On the lakeside Stage Three, Outfit settle in to showcase material from their recently released second album. Its title – ‘Slowness’ – and the sentiment that flows from it, feels like an invitation to take some time out and become fully immersed in the laid back, idyllic surroundings of the stage. It couldn’t be better placed either, and as their cycles of sound swirl around it’s as if the water’s ripples have become part of Outfit’s very fabric. The sun even emerges for a few moments too, brightening the Liverpool group’s shimmering pop melodies yet further.
Over on Stage Two the afternoon billing of Death Cab For Cutie and Ride proves a friendly affair. “It’s so nice to finally get to know him and see that he’s such a nice guy, exactly how you want your heroes to be,” pours Ben Gibbard, before dedicating ‘Marching Bands of Manhattan’ to Mark Gardener of the seminal shoegazers. While airing tracks from new album ‘Kintsugi’, the set’s standout moment comes in the form of the epic ‘I Will Possess Your Heart’, with the sweat-drenched Gibbard moving between the front of the stage and a raised piano at the back through the track’s chapters.
Hookworms’ live show seems to be in constant evolution, one that’s been refined considerably since last year’s ‘The Hum’, but without sacrificing any of its ferocity. It feels as if the band have dropped on how to represent these tracks live, and while only a year ago you might have hit an intense and impressive wall of noise at a Hookworms show, they’re able to find a more nuanced beauty through the ebbs and flows of today’s performance.
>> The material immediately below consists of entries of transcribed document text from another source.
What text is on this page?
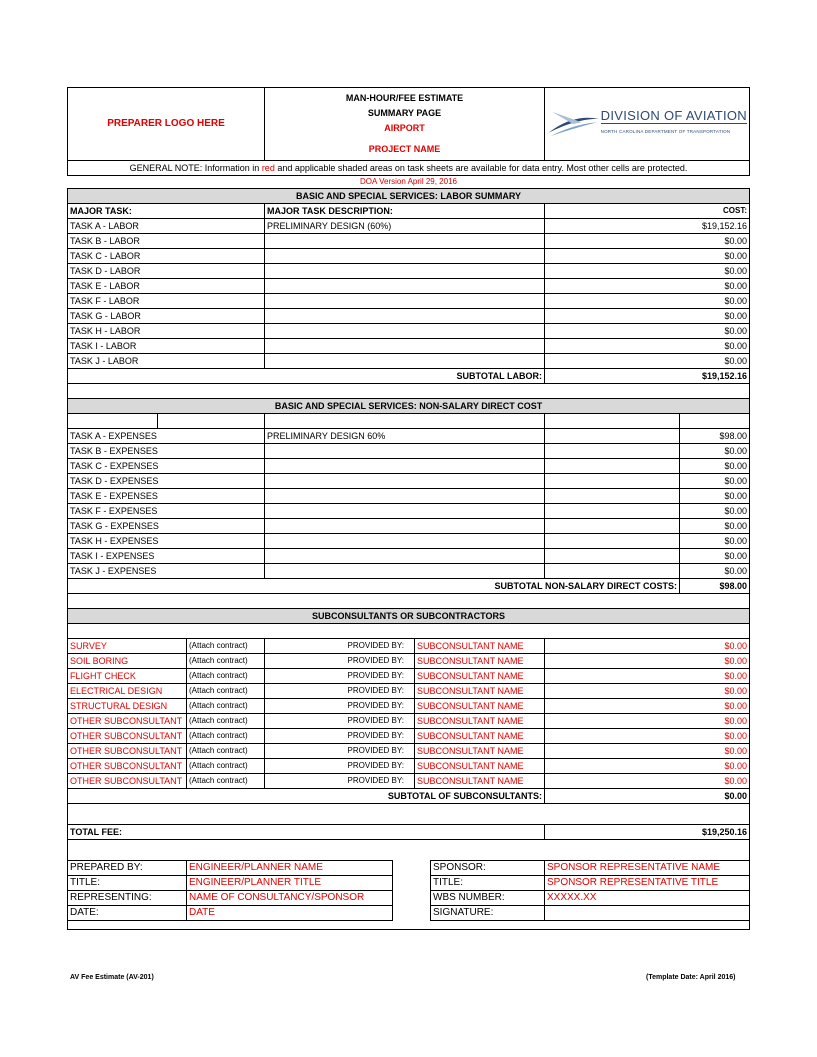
PREPARER LOGO HERE	
MAN-HOUR/FEE ESTIMATE
SUMMARY PAGE
AIRPORT
PROJECT NAME

DIVISION OF AVIATION
NORTH CAROLINA DEPARTMENT OF TRANSPORTATION

GENERAL NOTE: Information in red and applicable shaded areas on task sheets are available for data entry. Most other cells are protected.
DOA Version April 29, 2016
BASIC AND SPECIAL SERVICES: LABOR SUMMARY		
MAJOR TASK:	MAJOR TASK DESCRIPTION:	COST:
TASK A - LABOR	PRELIMINARY DESIGN (60%)	$19,152.16
TASK B - LABOR		$0.00
TASK C - LABOR		$0.00
TASK D - LABOR		$0.00
TASK E - LABOR		$0.00
TASK F - LABOR		$0.00
TASK G - LABOR		$0.00
TASK H - LABOR		$0.00
TASK I - LABOR		$0.00
TASK J - LABOR		$0.00
	SUBTOTAL LABOR:	$19,152.16

BASIC AND SPECIAL SERVICES: NON-SALARY DIRECT COST				

TASK A - EXPENSES		PRELIMINARY DESIGN 60%		$98.00
TASK B - EXPENSES				$0.00
TASK C - EXPENSES				$0.00
TASK D - EXPENSES				$0.00
TASK E - EXPENSES				$0.00
TASK F - EXPENSES				$0.00
TASK G - EXPENSES				$0.00
TASK H - EXPENSES				$0.00
TASK I - EXPENSES				$0.00
TASK J - EXPENSES				$0.00
		SUBTOTAL NON-SALARY DIRECT COSTS:		$98.00

SUBCONSULTANTS OR SUBCONTRACTORS				

SURVEY	(Attach contract)	PROVIDED BY:	SUBCONSULTANT NAME	$0.00
SOIL BORING	(Attach contract)	PROVIDED BY:	SUBCONSULTANT NAME	$0.00
FLIGHT CHECK	(Attach contract)	PROVIDED BY:	SUBCONSULTANT NAME	$0.00
ELECTRICAL DESIGN	(Attach contract)	PROVIDED BY:	SUBCONSULTANT NAME	$0.00
STRUCTURAL DESIGN	(Attach contract)	PROVIDED BY:	SUBCONSULTANT NAME	$0.00
OTHER SUBCONSULTANT	(Attach contract)	PROVIDED BY:	SUBCONSULTANT NAME	$0.00
OTHER SUBCONSULTANT	(Attach contract)	PROVIDED BY:	SUBCONSULTANT NAME	$0.00
OTHER SUBCONSULTANT	(Attach contract)	PROVIDED BY:	SUBCONSULTANT NAME	$0.00
OTHER SUBCONSULTANT	(Attach contract)	PROVIDED BY:	SUBCONSULTANT NAME	$0.00
OTHER SUBCONSULTANT	(Attach contract)	PROVIDED BY:	SUBCONSULTANT NAME	$0.00
		SUBTOTAL OF SUBCONSULTANTS:		$0.00

TOTAL FEE:				$19,250.16

PREPARED BY:	ENGINEER/PLANNER NAME		SPONSOR:	SPONSOR REPRESENTATIVE NAME
TITLE:	ENGINEER/PLANNER TITLE		TITLE:	SPONSOR REPRESENTATIVE TITLE
REPRESENTING:	NAME OF CONSULTANCY/SPONSOR		WBS NUMBER:	XXXXX.XX
DATE:	DATE		SIGNATURE:	

AV Fee Estimate (AV-201)	(Template Date: April 2016)
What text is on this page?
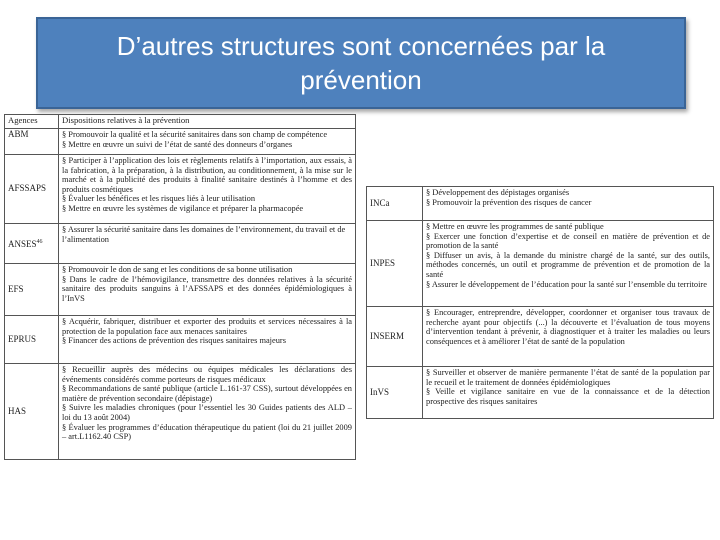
D’autres structures sont concernées par la
prévention
Agences	Dispositions relatives à la prévention
ABM	§ Promouvoir la qualité et la sécurité sanitaires dans son champ de compétence
§ Mettre en œuvre un suivi de l’état de santé des donneurs d’organes

AFSSAPS	§ Participer à l’application des lois et règlements relatifs à l’importation, aux essais, à la fabrication, à la préparation, à la distribution, au conditionnement, à la mise sur le marché et à la publicité des produits à finalité sanitaire destinés à l’homme et des produits cosmétiques
§ Évaluer les bénéfices et les risques liés à leur utilisation
§ Mettre en œuvre les systèmes de vigilance et préparer la pharmacopée

ANSES$^{46}$	§ Assurer la sécurité sanitaire dans les domaines de l’environnement, du travail et de l’alimentation

EFS	§ Promouvoir le don de sang et les conditions de sa bonne utilisation
§ Dans le cadre de l’hémovigilance, transmettre des données relatives à la sécurité sanitaire des produits sanguins à l’AFSSAPS et des données épidémiologiques à l’InVS

EPRUS	§ Acquérir, fabriquer, distribuer et exporter des produits et services nécessaires à la protection de la population face aux menaces sanitaires
§ Financer des actions de prévention des risques sanitaires majeurs

HAS	§ Recueillir auprès des médecins ou équipes médicales les déclarations des événements considérés comme porteurs de risques médicaux
§ Recommandations de santé publique (article L.161-37 CSS), surtout développées en matière de prévention secondaire (dépistage)
§ Suivre les maladies chroniques (pour l’essentiel les 30 Guides patients des ALD – loi du 13 août 2004)
§ Évaluer les programmes d’éducation thérapeutique du patient (loi du 21 juillet 2009 – art.L1162.40 CSP)
INCa	§ Développement des dépistages organisés
§ Promouvoir la prévention des risques de cancer

INPES	§ Mettre en œuvre les programmes de santé publique
§ Exercer une fonction d’expertise et de conseil en matière de prévention et de promotion de la santé
§ Diffuser un avis, à la demande du ministre chargé de la santé, sur des outils, méthodes concernés, un outil et programme de prévention et de promotion de la santé
§ Assurer le développement de l’éducation pour la santé sur l’ensemble du territoire

INSERM	§ Encourager, entreprendre, développer, coordonner et organiser tous travaux de recherche ayant pour objectifs (...) la découverte et l’évaluation de tous moyens d’intervention tendant à prévenir, à diagnostiquer et à traiter les maladies ou leurs conséquences et à améliorer l’état de santé de la population

InVS	§ Surveiller et observer de manière permanente l’état de santé de la population par le recueil et le traitement de données épidémiologiques
§ Veille et vigilance sanitaire en vue de la connaissance et de la détection prospective des risques sanitaires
Flowing seamlessly out of ‘Off Screen’, there’s an airing of new material too. It’s a track that captures the floating haze of ‘In Our Time’, with a chorus that plays up to the unrivalled groove of ‘Radio Tokyo’. It’s up there with the most accessible the band have sounded, with MJ’s vocal as clear as it’s ever been and while just a taste, it earmarks this band as one continuing to move in a very exciting direction.
With an afternoon of Death Cab, Ride and Hookworms, there’s a need for the fun of Hinds’ earlier performance to make a return. It’s fortunate then, that The Vaccines are on hand on Stage One to do just that. The band have made plenty of how they want to embrace their inner pop stars with new album, ‘English Graffiti’, and it’s pretty obvious as they don matching jackets, but as they end their set on a one-two of ‘If You Wanna’ and ‘Norgaard’, it’s also a sensibility that’s been with them since day one.
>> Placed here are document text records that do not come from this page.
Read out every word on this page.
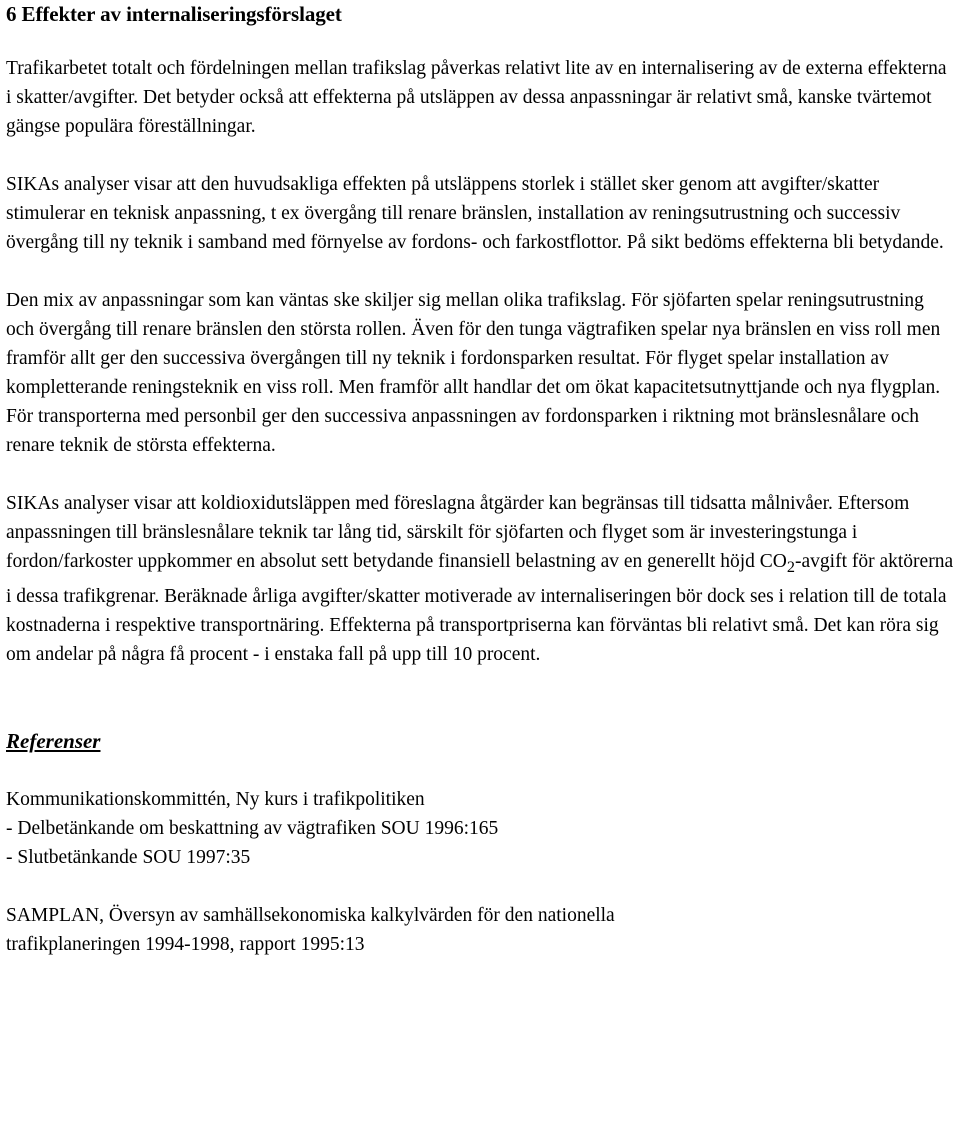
6 Effekter av internaliseringsförslaget

Trafikarbetet totalt och fördelningen mellan trafikslag påverkas relativt lite av en internalisering av de externa effekterna i skatter/avgifter. Det betyder också att effekterna på utsläppen av dessa anpassningar är relativt små, kanske tvärtemot gängse populära föreställningar.

SIKAs analyser visar att den huvudsakliga effekten på utsläppens storlek i stället sker genom att avgifter/skatter stimulerar en teknisk anpassning, t ex övergång till renare bränslen, installation av reningsutrustning och successiv övergång till ny teknik i samband med förnyelse av fordons- och farkostflottor. På sikt bedöms effekterna bli betydande.

Den mix av anpassningar som kan väntas ske skiljer sig mellan olika trafikslag. För sjöfarten spelar reningsutrustning och övergång till renare bränslen den största rollen. Även för den tunga vägtrafiken spelar nya bränslen en viss roll men framför allt ger den successiva övergången till ny teknik i fordonsparken resultat. För flyget spelar installation av kompletterande reningsteknik en viss roll. Men framför allt handlar det om ökat kapacitetsutnyttjande och nya flygplan. För transporterna med personbil ger den successiva anpassningen av fordonsparken i riktning mot bränslesnålare och renare teknik de största effekterna.

SIKAs analyser visar att koldioxidutsläppen med föreslagna åtgärder kan begränsas till tidsatta målnivåer. Eftersom anpassningen till bränslesnålare teknik tar lång tid, särskilt för sjöfarten och flyget som är investeringstunga i fordon/farkoster uppkommer en absolut sett betydande finansiell belastning av en generellt höjd $CO_2$-avgift för aktörerna i dessa trafikgrenar. Beräknade årliga avgifter/skatter motiverade av internaliseringen bör dock ses i relation till de totala kostnaderna i respektive transportnäring. Effekterna på transportpriserna kan förväntas bli relativt små. Det kan röra sig om andelar på några få procent - i enstaka fall på upp till 10 procent.

Referenser
Kommunikationskommittén, Ny kurs i trafikpolitiken
- Delbetänkande om beskattning av vägtrafiken SOU 1996:165
- Slutbetänkande SOU 1997:35
SAMPLAN, Översyn av samhällsekonomiska kalkylvärden för den nationella
trafikplaneringen 1994-1998, rapport 1995:13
The Vaccines take Best Kept on an uplifting journey through the early evening, setting the stage for a headline slot that is reserved for a British icon of yesteryear. It’s a fairly reserved showing from Noel Gallagher’s High Flying Birds tonight, only offering the odd quip here and there between songs - “Alright Sandra?” he asks someone in the front row at one point, whilst slamming another’s “shit football team” later on. No prizes for guessing which.
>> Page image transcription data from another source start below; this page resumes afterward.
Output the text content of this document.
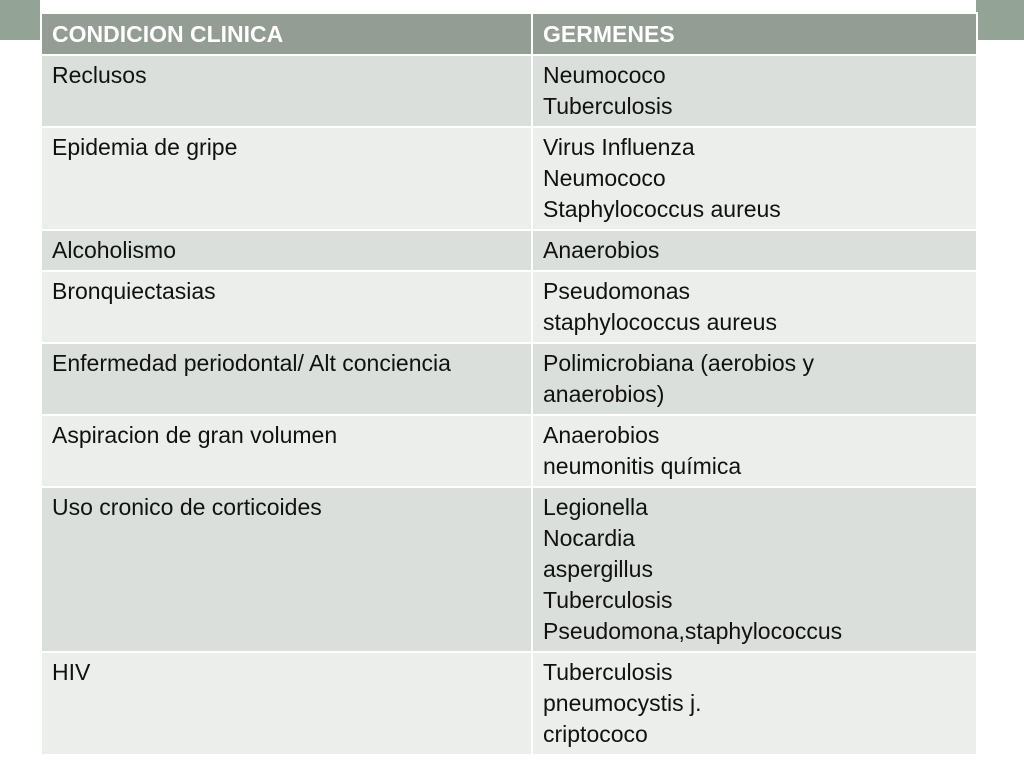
CONDICION CLINICA	GERMENES
Reclusos	Neumococo
Tuberculosis

Epidemia de gripe	Virus Influenza
Neumococo
Staphylococcus aureus

Alcoholismo	Anaerobios

Bronquiectasias	Pseudomonas
staphylococcus aureus

Enfermedad periodontal/ Alt conciencia	Polimicrobiana (aerobios y
anaerobios)

Aspiracion de gran volumen	Anaerobios
neumonitis química

Uso cronico de corticoides	Legionella
Nocardia
aspergillus
Tuberculosis
Pseudomona,staphylococcus

HIV	Tuberculosis
pneumocystis j.
criptococo
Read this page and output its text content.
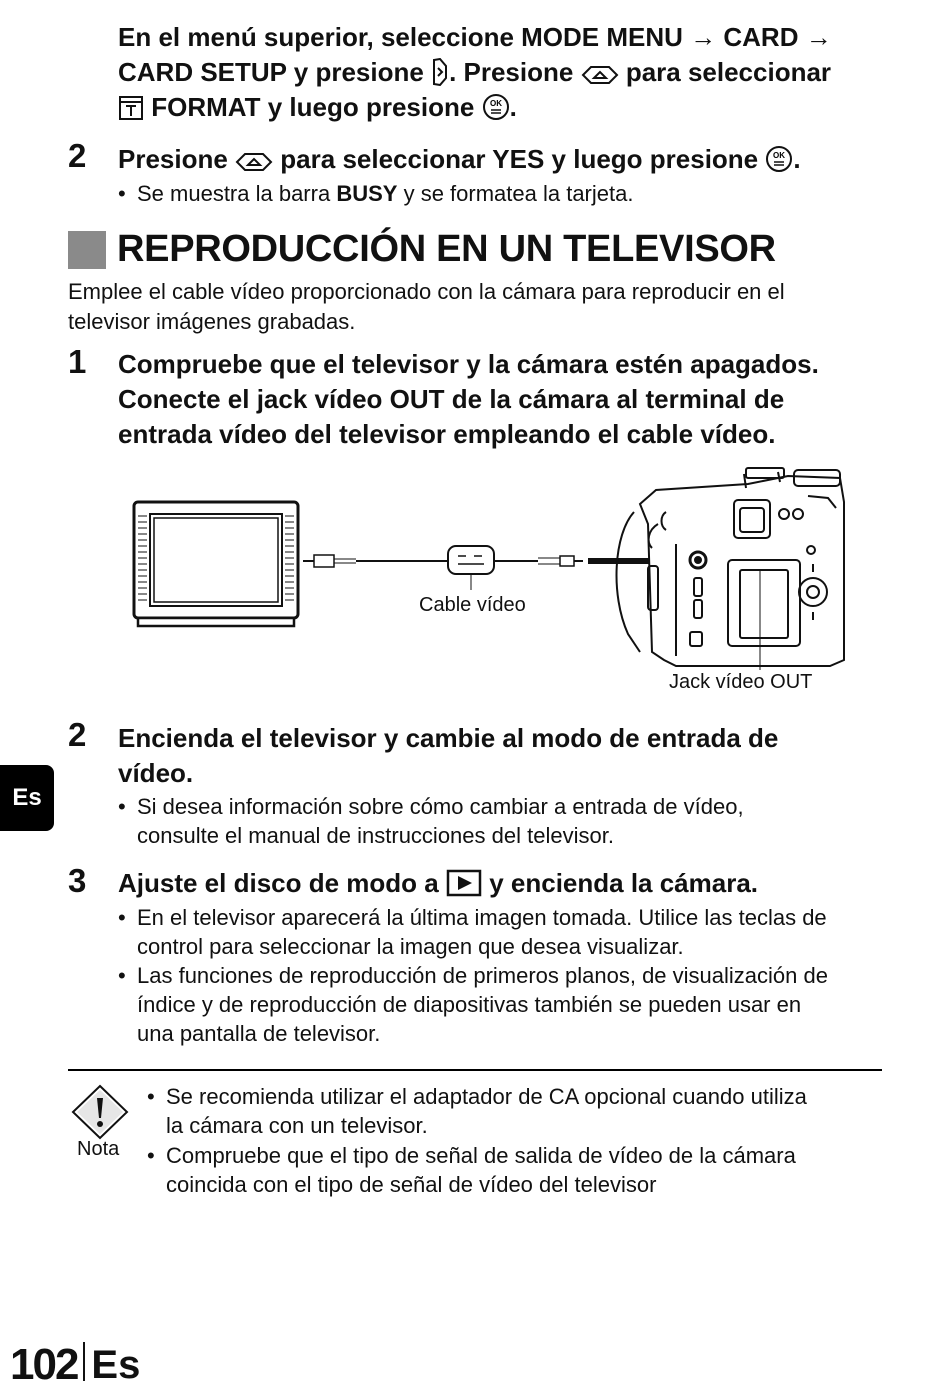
En el menú superior, seleccione MODE MENU → CARD →
CARD SETUP y presione . Presione para seleccionar
FORMAT y luego presione OK .
2 Presione para seleccionar YES y luego presione OK .
• Se muestra la barra BUSY y se formatea la tarjeta.
REPRODUCCIÓN EN UN TELEVISOR
Emplee el cable vídeo proporcionado con la cámara para reproducir en el
televisor imágenes grabadas.
1 Compruebe que el televisor y la cámara estén apagados.
Conecte el jack vídeo OUT de la cámara al terminal de
entrada vídeo del televisor empleando el cable vídeo.
Cable vídeo
Jack vídeo OUT
2 Encienda el televisor y cambie al modo de entrada de
vídeo.
• Si desea información sobre cómo cambiar a entrada de vídeo,
consulte el manual de instrucciones del televisor.
Es
3 Ajuste el disco de modo a y encienda la cámara.
• En el televisor aparecerá la última imagen tomada. Utilice las teclas de
control para seleccionar la imagen que desea visualizar.
• Las funciones de reproducción de primeros planos, de visualización de
índice y de reproducción de diapositivas también se pueden usar en
una pantalla de televisor.
Nota
• Se recomienda utilizar el adaptador de CA opcional cuando utiliza
la cámara con un televisor.
• Compruebe que el tipo de señal de salida de vídeo de la cámara
coincida con el tipo de señal de vídeo del televisor
102 Es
It’s not the most spirited of showings, with the most memorable moments of latest album ‘Chasing Yesterday’ shared out between his band, but when you’ve a catalogue as decorated as Noel it doesn’t seem to matter to the crowd how it’s being presented. It’s a set that embraces the nostalgia for all its worth, with Noel’s figure on the big screen overset with grainy slide show projections of 1980s Britain as he plays ‘Fade Away’. It’s one of five Oasis tracks over the course of an hour-long set - they invariably receive the biggest reactions of the night, none more so than the closing ‘Don’t Look Back In Anger’, reaffirming just how the track was made for this festival headline environment. As he signs off saying “I’ll see you somewhere down the line”, it’s the promise of a man who’ll be playing these stages for decades to come.